Po wyjściu z samolotu, czekał już na nas samochód, który zawiózł nas w miejsce, gdzie mamy spędzić trzy tygodnie .Po drodze, jak jechaliśmy, mogłam podziwiać piękne widoki. Dużo ciekawych miejsc jest wartych do zwiedzenia, oczywiście chcę to wszystko zobaczyć .Po około dwudziestu , minutach byliśmy już na miejscu. Jak zobaczyłam, jaki domek wybrał James i w jakim miejscu, to po prostu nie wiedziałam co mam powiedzieć.

- I jak podoba Ci się?-zapytał.

- No, oczywiście , że tak! Tu jest ślicznie. Nie spodziewałam się tego, że wybierzesz waśnie takie miejsce.

- A myślałaś, że co wybiorę ?

- Szczerze? Hotel, ale bardzo mnie zdziwiłeś! Jest ślicznie - uśmiechnęłam się do niego, podeszłam i przytuliłam go. - Dziękuję.

- Słonko, nie masz za co dziękować.

James wziął ciężkie walizki i zaniósł do domku. W środku było jeszcze ładniej, ale na zwiedzanie będzie jeszcze czas. Teraz trzeba rozpakować wszystkie rzeczy i coś zjeść, a po tym może pójdę popływać.

****

Po około godzinie miałam już wszystko skończone. Oczywiście, chodzi mi tu o rozpakowanie i zrobienie czegoś do jedzenia .Gdy już zjedliśmy, namówiłam Jamesa do pójścia pływać.

- Oliwia! Idziesz już?

- Tak! Czekaj, tylko wezmę koc.

- Dobrze, to czekam już na plaży.

Szybko wzięłam potrzebne rzeczy i wyszłam. Jamesa nie było na plaży, ale rozejrzałam się i nagle zobaczyłam go, jak pływa. Postanowiłam położyć się na kocu i dopiero później popływać. Ale nawet nie zdążyłam rozłożyć koca i poczułam czyjeś ręce na biodrach, wystraszyłam się , i lekko pisnęłam.
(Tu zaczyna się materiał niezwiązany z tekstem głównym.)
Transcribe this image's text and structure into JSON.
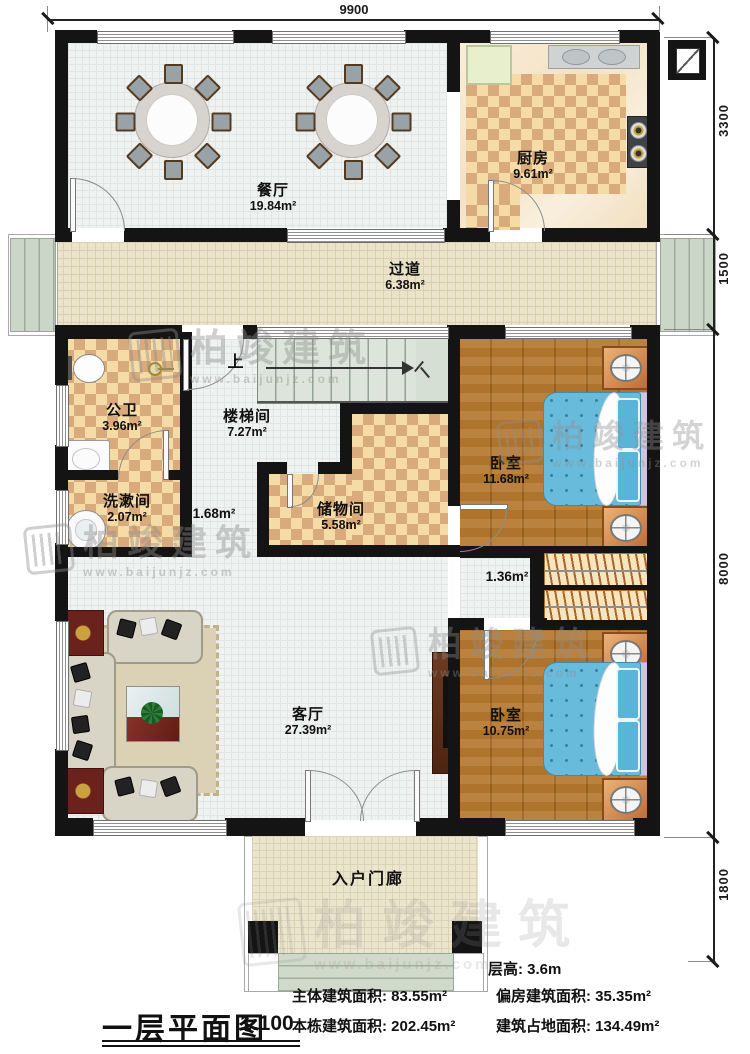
{
  "meta": {
    "drawing_title": "一层平面图",
    "scale": "1:100"
  },
  "dimensions": {
    "top": "9900",
    "right": [
      "3300",
      "1500",
      "8000",
      "1800"
    ]
  },
  "rooms": {
    "dining": {
      "name": "餐厅",
      "area": "19.84m²"
    },
    "kitchen": {
      "name": "厨房",
      "area": "9.61m²"
    },
    "hallway": {
      "name": "过道",
      "area": "6.38m²"
    },
    "bath": {
      "name": "公卫",
      "area": "3.96m²"
    },
    "stair": {
      "name": "楼梯间",
      "area": "7.27m²"
    },
    "wash": {
      "name": "洗漱间",
      "area": "2.07m²"
    },
    "storage": {
      "name": "储物间",
      "area": "5.58m²"
    },
    "bedroom1": {
      "name": "卧室",
      "area": "11.68m²"
    },
    "living": {
      "name": "客厅",
      "area": "27.39m²"
    },
    "bedroom2": {
      "name": "卧室",
      "area": "10.75m²"
    },
    "porch": {
      "name": "入户门廊"
    }
  },
  "labels": {
    "corridor1": "1.68m²",
    "corridor2": "1.36m²",
    "stairs_up": "上"
  },
  "info": {
    "floor_height": "层高: 3.6m",
    "main_area": "主体建筑面积: 83.55m²",
    "side_area": "偏房建筑面积: 35.35m²",
    "building_area": "本栋建筑面积: 202.45m²",
    "footprint_area": "建筑占地面积: 134.49m²"
  },
  "watermark": {
    "brand": "柏竣建筑",
    "url": "www.baijunjz.com"
  },
  "colors": {
    "wall": "#141414",
    "checker_light": "#f5dca6",
    "checker_dark": "#d8aa7c",
    "wood": "#b5792f",
    "bed_blue": "#69bbdc",
    "accent_red": "#6b211c"
  }
}
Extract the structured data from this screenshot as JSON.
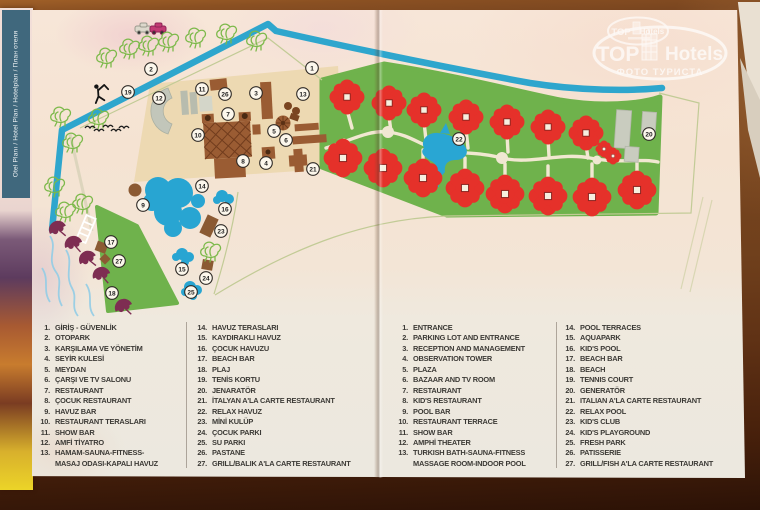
{
  "brochure": {
    "spine_label": "Otel Planı / Hotel Plan / Hotelplan / План отеля",
    "watermark": {
      "brand_top": "TOP",
      "brand_bottom": "Hotels",
      "subtitle": "ФОТО ТУРИСТА",
      "small_brand_top": "TOP",
      "small_brand_bottom": "Hotels"
    }
  },
  "map": {
    "colors": {
      "garden_green": "#6fb24c",
      "road_blue": "#2ea6cd",
      "water_blue": "#28a5d2",
      "bungalow_red": "#e5312a",
      "building_brown": "#9a5c33",
      "building_gray": "#c6c9bd",
      "umbrella_maroon": "#7e2d52",
      "path_cream": "#f1e8d1"
    },
    "markers": [
      {
        "n": "1",
        "x": 312,
        "y": 68
      },
      {
        "n": "2",
        "x": 151,
        "y": 69
      },
      {
        "n": "3",
        "x": 256,
        "y": 93
      },
      {
        "n": "4",
        "x": 266,
        "y": 163
      },
      {
        "n": "5",
        "x": 274,
        "y": 131
      },
      {
        "n": "6",
        "x": 286,
        "y": 140
      },
      {
        "n": "7",
        "x": 228,
        "y": 114
      },
      {
        "n": "8",
        "x": 243,
        "y": 161
      },
      {
        "n": "9",
        "x": 143,
        "y": 205
      },
      {
        "n": "10",
        "x": 198,
        "y": 135
      },
      {
        "n": "11",
        "x": 202,
        "y": 89
      },
      {
        "n": "12",
        "x": 159,
        "y": 98
      },
      {
        "n": "13",
        "x": 303,
        "y": 94
      },
      {
        "n": "14",
        "x": 202,
        "y": 186
      },
      {
        "n": "15",
        "x": 182,
        "y": 269
      },
      {
        "n": "16",
        "x": 225,
        "y": 209
      },
      {
        "n": "17",
        "x": 111,
        "y": 242
      },
      {
        "n": "18",
        "x": 112,
        "y": 293
      },
      {
        "n": "19",
        "x": 128,
        "y": 92
      },
      {
        "n": "20",
        "x": 649,
        "y": 134
      },
      {
        "n": "21",
        "x": 313,
        "y": 169
      },
      {
        "n": "22",
        "x": 459,
        "y": 139
      },
      {
        "n": "23",
        "x": 221,
        "y": 231
      },
      {
        "n": "24",
        "x": 206,
        "y": 278
      },
      {
        "n": "25",
        "x": 191,
        "y": 292
      },
      {
        "n": "26",
        "x": 225,
        "y": 94
      },
      {
        "n": "27",
        "x": 119,
        "y": 261
      }
    ],
    "bungalows": {
      "top": [
        [
          347,
          97
        ],
        [
          389,
          103
        ],
        [
          424,
          110
        ],
        [
          466,
          117
        ],
        [
          507,
          122
        ],
        [
          548,
          127
        ],
        [
          586,
          133
        ]
      ],
      "bottom": [
        [
          343,
          158
        ],
        [
          383,
          168
        ],
        [
          423,
          178
        ],
        [
          465,
          188
        ],
        [
          505,
          194
        ],
        [
          548,
          196
        ],
        [
          592,
          197
        ],
        [
          637,
          190
        ]
      ],
      "small": [
        [
          604,
          149
        ],
        [
          613,
          156
        ]
      ]
    },
    "trees": [
      [
        108,
        57
      ],
      [
        131,
        48
      ],
      [
        150,
        45
      ],
      [
        170,
        41
      ],
      [
        197,
        37
      ],
      [
        228,
        33
      ],
      [
        258,
        40
      ],
      [
        62,
        116
      ],
      [
        74,
        142
      ],
      [
        100,
        118
      ],
      [
        56,
        186
      ],
      [
        67,
        211
      ],
      [
        84,
        203
      ],
      [
        212,
        251
      ]
    ],
    "umbrellas": [
      [
        57,
        228,
        -28
      ],
      [
        73,
        243,
        -20
      ],
      [
        87,
        258,
        -30
      ],
      [
        101,
        274,
        -18
      ],
      [
        123,
        306,
        -25
      ]
    ],
    "birds": [
      [
        90,
        128
      ],
      [
        99,
        131
      ],
      [
        108,
        127
      ],
      [
        116,
        131
      ],
      [
        124,
        128
      ]
    ]
  },
  "legend": {
    "columns": [
      {
        "lang": "tr",
        "items": [
          {
            "n": "1.",
            "t": "GİRİŞ - GÜVENLİK"
          },
          {
            "n": "2.",
            "t": "OTOPARK"
          },
          {
            "n": "3.",
            "t": "KARŞILAMA VE YÖNETİM"
          },
          {
            "n": "4.",
            "t": "SEYİR KULESİ"
          },
          {
            "n": "5.",
            "t": "MEYDAN"
          },
          {
            "n": "6.",
            "t": "ÇARŞI VE TV SALONU"
          },
          {
            "n": "7.",
            "t": "RESTAURANT"
          },
          {
            "n": "8.",
            "t": "ÇOCUK RESTAURANT"
          },
          {
            "n": "9.",
            "t": "HAVUZ BAR"
          },
          {
            "n": "10.",
            "t": "RESTAURANT TERASLARI"
          },
          {
            "n": "11.",
            "t": "SHOW BAR"
          },
          {
            "n": "12.",
            "t": "AMFİ TİYATRO"
          },
          {
            "n": "13.",
            "t": "HAMAM-SAUNA-FITNESS-\nMASAJ ODASI-KAPALI HAVUZ"
          }
        ]
      },
      {
        "lang": "tr",
        "items": [
          {
            "n": "14.",
            "t": "HAVUZ TERASLARI"
          },
          {
            "n": "15.",
            "t": "KAYDIRAKLI HAVUZ"
          },
          {
            "n": "16.",
            "t": "ÇOCUK HAVUZU"
          },
          {
            "n": "17.",
            "t": "BEACH BAR"
          },
          {
            "n": "18.",
            "t": "PLAJ"
          },
          {
            "n": "19.",
            "t": "TENİS KORTU"
          },
          {
            "n": "20.",
            "t": "JENARATÖR"
          },
          {
            "n": "21.",
            "t": "İTALYAN A'LA CARTE RESTAURANT"
          },
          {
            "n": "22.",
            "t": "RELAX HAVUZ"
          },
          {
            "n": "23.",
            "t": "MİNİ KULÜP"
          },
          {
            "n": "24.",
            "t": "ÇOCUK PARKI"
          },
          {
            "n": "25.",
            "t": "SU PARKI"
          },
          {
            "n": "26.",
            "t": "PASTANE"
          },
          {
            "n": "27.",
            "t": "GRILL/BALIK A'LA CARTE RESTAURANT"
          }
        ]
      },
      {
        "lang": "en",
        "items": [
          {
            "n": "1.",
            "t": "ENTRANCE"
          },
          {
            "n": "2.",
            "t": "PARKING LOT AND ENTRANCE"
          },
          {
            "n": "3.",
            "t": "RECEPTION AND MANAGEMENT"
          },
          {
            "n": "4.",
            "t": "OBSERVATION TOWER"
          },
          {
            "n": "5.",
            "t": "PLAZA"
          },
          {
            "n": "6.",
            "t": "BAZAAR AND TV ROOM"
          },
          {
            "n": "7.",
            "t": "RESTAURANT"
          },
          {
            "n": "8.",
            "t": "KID'S RESTAURANT"
          },
          {
            "n": "9.",
            "t": "POOL BAR"
          },
          {
            "n": "10.",
            "t": "RESTAURANT TERRACE"
          },
          {
            "n": "11.",
            "t": "SHOW BAR"
          },
          {
            "n": "12.",
            "t": "AMPHİ THEATER"
          },
          {
            "n": "13.",
            "t": "TURKISH BATH-SAUNA-FITNESS\nMASSAGE ROOM-INDOOR POOL"
          }
        ]
      },
      {
        "lang": "en",
        "items": [
          {
            "n": "14.",
            "t": "POOL TERRACES"
          },
          {
            "n": "15.",
            "t": "AQUAPARK"
          },
          {
            "n": "16.",
            "t": "KID'S POOL"
          },
          {
            "n": "17.",
            "t": "BEACH BAR"
          },
          {
            "n": "18.",
            "t": "BEACH"
          },
          {
            "n": "19.",
            "t": "TENNIS COURT"
          },
          {
            "n": "20.",
            "t": "GENERATÖR"
          },
          {
            "n": "21.",
            "t": "ITALIAN A'LA CARTE RESTAURANT"
          },
          {
            "n": "22.",
            "t": "RELAX POOL"
          },
          {
            "n": "23.",
            "t": "KID'S CLUB"
          },
          {
            "n": "24.",
            "t": "KID'S PLAYGROUND"
          },
          {
            "n": "25.",
            "t": "FRESH PARK"
          },
          {
            "n": "26.",
            "t": "PATISSERIE"
          },
          {
            "n": "27.",
            "t": "GRILL/FISH A'LA CARTE RESTAURANT"
          }
        ]
      }
    ]
  }
}
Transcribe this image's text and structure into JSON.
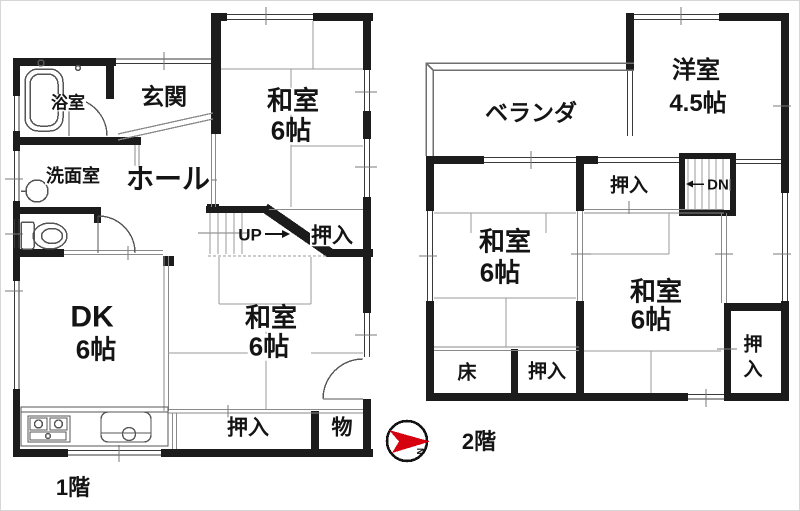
{
  "meta": {
    "floor1_label": "1階",
    "floor2_label": "2階",
    "compass_letter": "N"
  },
  "colors": {
    "wall": "#1c1c1c",
    "thin_line": "#8a8a8a",
    "fixture_line": "#555555",
    "compass_red": "#d7000f",
    "background": "#ffffff"
  },
  "floor1": {
    "bathroom": "浴室",
    "entrance": "玄関",
    "washitsu_ne_1": "和室",
    "washitsu_ne_2": "6帖",
    "washroom": "洗面室",
    "hall": "ホール",
    "stairs_up": "UP",
    "closet_by_stairs": "押入",
    "dk_1": "DK",
    "dk_2": "6帖",
    "washitsu_s_1": "和室",
    "washitsu_s_2": "6帖",
    "closet_s": "押入",
    "storage": "物"
  },
  "floor2": {
    "veranda": "ベランダ",
    "yoshitsu_1": "洋室",
    "yoshitsu_2": "4.5帖",
    "closet_n": "押入",
    "stairs_dn": "DN",
    "washitsu_w_1": "和室",
    "washitsu_w_2": "6帖",
    "washitsu_e_1": "和室",
    "washitsu_e_2": "6帖",
    "tokonoma": "床",
    "closet_mid": "押入",
    "closet_e_1": "押",
    "closet_e_2": "入"
  }
}
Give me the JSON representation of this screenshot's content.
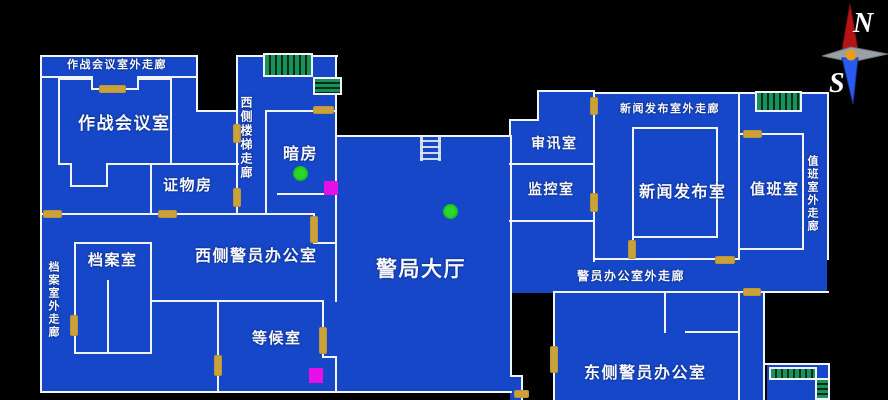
{
  "map_labels": {
    "ops_corridor": "作战会议室外走廊",
    "ops_room": "作战会议室",
    "evidence_room": "证物房",
    "west_stairs_corridor": "西侧楼梯走廊",
    "darkroom": "暗房",
    "archive_corridor": "档案室外走廊",
    "archive_room": "档案室",
    "west_office": "西侧警员办公室",
    "waiting_room": "等候室",
    "main_hall": "警局大厅",
    "interrogation_room": "审讯室",
    "monitor_room": "监控室",
    "press_corridor": "新闻发布室外走廊",
    "press_room": "新闻发布室",
    "duty_room": "值班室",
    "duty_corridor": "值班室外走廊",
    "officer_corridor": "警员办公室外走廊",
    "east_office": "东侧警员办公室"
  },
  "compass": {
    "north": "N",
    "south": "S"
  },
  "colors": {
    "background": "#000000",
    "floor_blue": "#1547c8",
    "wall_white": "#f2f4f8",
    "door_tan": "#c9a23c",
    "stairs_green": "#16925c",
    "item_dot_green": "#2bd92b",
    "marker_magenta": "#e60fe6",
    "compass_north_red": "#b51414",
    "compass_south_blue": "#2a5bf0",
    "compass_center_orange": "#e89c20"
  }
}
Szybko się odwróciłam i zobaczyłam Jamesa. Wiedziałam, że jest umięśniony, ale jak zobaczyłam go bez koszulki, to już w ogóle. Powiem jedno ,mam bardzo przystojnego męża.

James

Gdy powiedziałem Olivii, że będę czekał na nią na plaży, od razu poszedłem pływać. Po chwili zobaczyłem , że stoi tyłem do mnie i rozkłada koc. Szybko wyszedłem z wody i podszedłem do niej od tyłu i złapałem za biodra. Chyba się wystraszyła, bo pisnęła.

- Spokojnie, to tylko ja.

Szybko się odwróciła i spojrzała na mnie, a ja na nią.

- Czyś Ty zwariował? Wiesz, jak mnie wystraszyłeś? - lekko uderzyła mnie w ramię.